Using the /proc Filesystem

The /proc filesystem is a special, software-created filesystem that is used by the kernel to export information to the world. Each file under /proc is tied to a kernel function that generates the file’s “contents” on the fly when the file is read. We have already seen some of these files in action; /proc/modules, for example, always returns a list of the currently loaded modules.

/proc is heavily used in the Linux system. Many utilities on a modern Linux distribution, such as ps, top, and uptime, get their information from /proc. Some device drivers also export information via /proc, and yours can do so as well. The /proc filesystem is dynamic, so your module can add or remove entries at any time.

Fully featured /proc entries can be complicated beasts; among other things, they can be written to as well as read from. Most of the time, however, /proc entries are read-only files. This section will concern itself with the simple read-only case. Those who are interested in implementing something more complicated can look here for the basics; the kernel source may then be consulted for the full picture.

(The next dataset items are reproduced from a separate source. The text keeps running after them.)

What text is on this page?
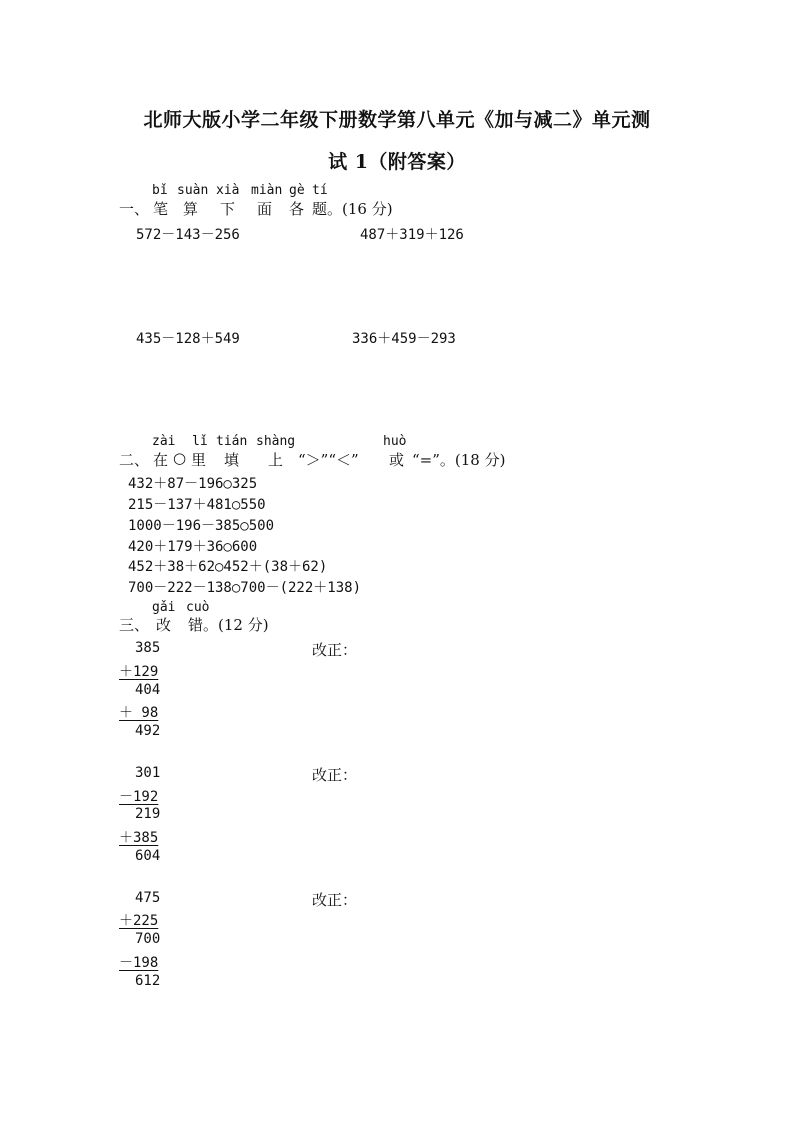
北师大版小学二年级下册数学第八单元《加与减二》单元测
试 1（附答案）
bǐ suàn xià miàn gè tí
一、 笔 算 下 面 各 题。(16 分)
572－143－256	487＋319＋126
435－128＋549	336＋459－293
zài lǐ tián shàng	huò
二、 在 ○ 里 填 上 “＞”“＜” 或 “=”。(18 分)
432＋87－196○325
215－137＋481○550
1000－196－385○500
420＋179＋36○600
452＋38＋62○452＋(38＋62)
700－222－138○700－(222＋138)
gǎi cuò
三、 改 错。(12 分)
385
＋129
404
＋ 98
492
改正：
301
－192
219
＋385
604
改正：
475
＋225
700
－198
612
改正：
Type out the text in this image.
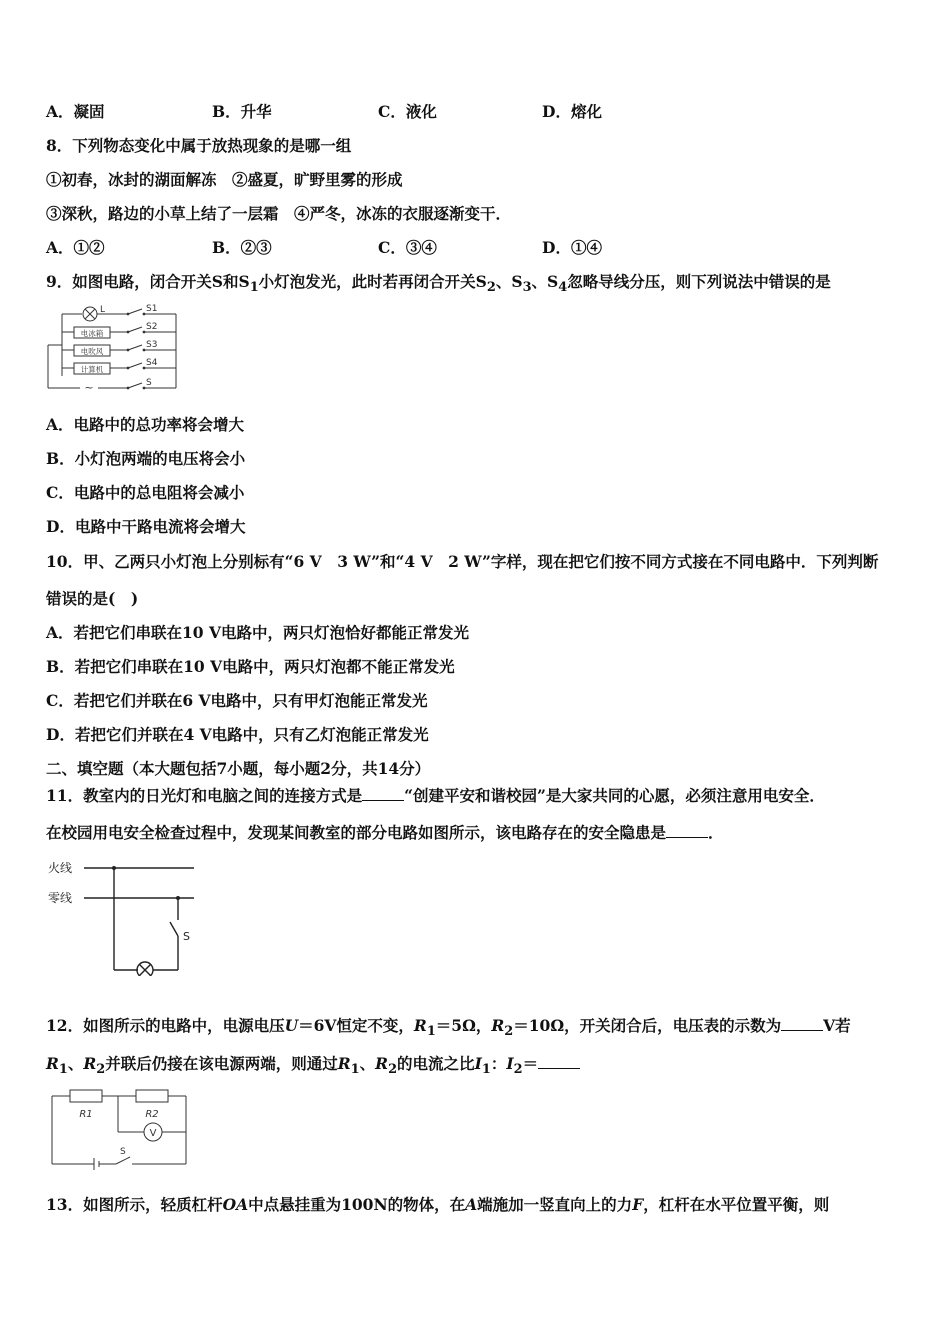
A．凝固	B．升华	C．液化	D．熔化
8．下列物态变化中属于放热现象的是哪一组
①初春，冰封的湖面解冻　②盛夏，旷野里雾的形成
③深秋，路边的小草上结了一层霜　④严冬，冰冻的衣服逐渐变干．
A．①②	B．②③	C．③④	D．①④
9．如图电路，闭合开关S和$S_1$小灯泡发光，此时若再闭合开关$S_2$、$S_3$、$S_4$忽略导线分压，则下列说法中错误的是
L	S1
S2
S3
S4
S
电冰箱
电吹风
计算机
~
A．电路中的总功率将会增大
B．小灯泡两端的电压将会小
C．电路中的总电阻将会减小
D．电路中干路电流将会增大
10．甲、乙两只小灯泡上分别标有“6 V　3 W”和“4 V　2 W”字样，现在把它们按不同方式接在不同电路中．下列判断
错误的是(　)
A．若把它们串联在10 V电路中，两只灯泡恰好都能正常发光
B．若把它们串联在10 V电路中，两只灯泡都不能正常发光
C．若把它们并联在6 V电路中，只有甲灯泡能正常发光
D．若把它们并联在4 V电路中，只有乙灯泡能正常发光
二、填空题（本大题包括7小题，每小题2分，共14分）
11．教室内的日光灯和电脑之间的连接方式是	“创建平安和谐校园”是大家共同的心愿，必须注意用电安全．
在校园用电安全检查过程中，发现某间教室的部分电路如图所示，该电路存在的安全隐患是	．
火线
零线
S
12．如图所示的电路中，电源电压U＝6V恒定不变，$R_1=5\Omega$，$R_2=10\Omega$，开关闭合后，电压表的示数为	V若
$R_1$、$R_2$并联后仍接在该电源两端，则通过$R_1$、$R_2$的电流之比$I_1$：$I_2=$
R1	R2
V
S
13．如图所示，轻质杠杆OA中点悬挂重为100N的物体，在A端施加一竖直向上的力F，杠杆在水平位置平衡，则
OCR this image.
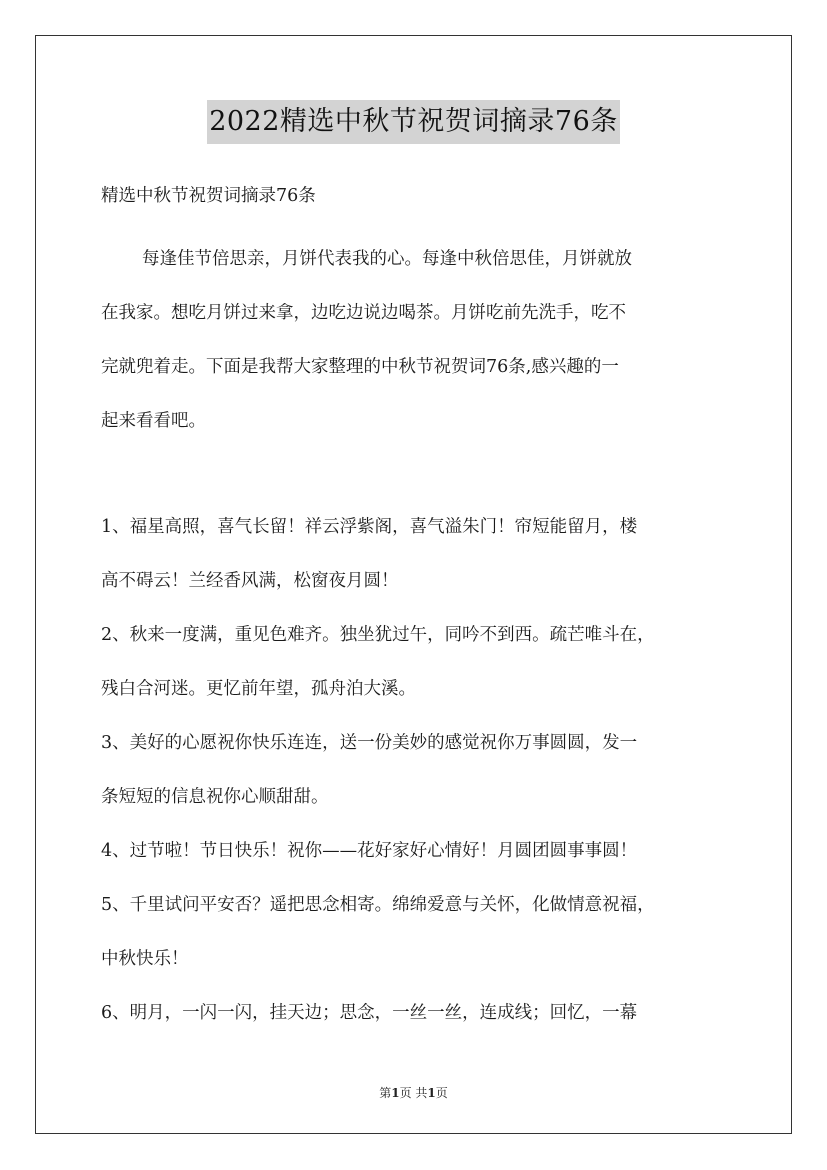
2022精选中秋节祝贺词摘录76条
精选中秋节祝贺词摘录76条
每逢佳节倍思亲，月饼代表我的心。每逢中秋倍思佳，月饼就放
在我家。想吃月饼过来拿，边吃边说边喝茶。月饼吃前先洗手，吃不
完就兜着走。下面是我帮大家整理的中秋节祝贺词76条,感兴趣的一
起来看看吧。
1、福星高照，喜气长留！祥云浮紫阁，喜气溢朱门！帘短能留月，楼
高不碍云！兰经香风满，松窗夜月圆！
2、秋来一度满，重见色难齐。独坐犹过午，同吟不到西。疏芒唯斗在，
残白合河迷。更忆前年望，孤舟泊大溪。
3、美好的心愿祝你快乐连连，送一份美妙的感觉祝你万事圆圆，发一
条短短的信息祝你心顺甜甜。
4、过节啦！节日快乐！祝你——花好家好心情好！月圆团圆事事圆！
5、千里试问平安否？遥把思念相寄。绵绵爱意与关怀，化做情意祝福，
中秋快乐！
6、明月，一闪一闪，挂天边；思念，一丝一丝，连成线；回忆，一幕
第1页 共1页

All modules that work with /proc should include <linux/proc_fs.h> to define the proper functions.

To create a read-only /proc file, your driver must implement a function to produce the data when the file is read. When some process reads the file (using the read system call), the request will reach your module by means of one of two different interfaces, according to what you registered. We’ll leave registration for later in this section and jump directly to the description of the reading interfaces.

In both cases the kernel allocates a page of memory (i.e., PAGE_SIZE bytes) where the driver can write data to be returned to user space.

The recommended interface is read_proc, but an older interface named get_info also exists.

int (*read_proc)(char *page, char **start, off_t offset, int count, int *eof, void *data);

The page pointer is the buffer where you’ll write your data; start is used by the function to say where the interesting data has been written in page (more on this later); offset and count have the same meaning as in the read implementation. The eof argument points to an integer that must be set by the driver to signal that it has no more data to return, while data is a driver-specific data pointer you can use for internal bookkeeping.[23] The function is available in version 2.4 of the kernel, and 2.2 as well if you use our sysdep.h header.

int (*get_info)(char *page, char **start, off_t offset, int count);

get_info is an older interface used to read from a /proc file. The arguments all have the same meaning as for read_proc. What it lacks is the pointer to report end-of-file and the object-oriented flavor brought in by the data pointer. The function is available in all the kernel versions we are interested in (although it had an extra unused argument in its 2.0 implementation).

Both functions should return the number of bytes of data actually placed in the page buffer, just like the read implementation does for other files. Other output values are *eof and *start. eof is a simple flag, but the use of the start value is somewhat more complicated.

The main problem with the original implementation of user extensions to the /proc filesystem was use of a single memory page for data transfer. This limited the total size of a user file to 4 KB (or whatever was appropriate for the host platform). The start argument is there to implement large data files, but it can be ignored.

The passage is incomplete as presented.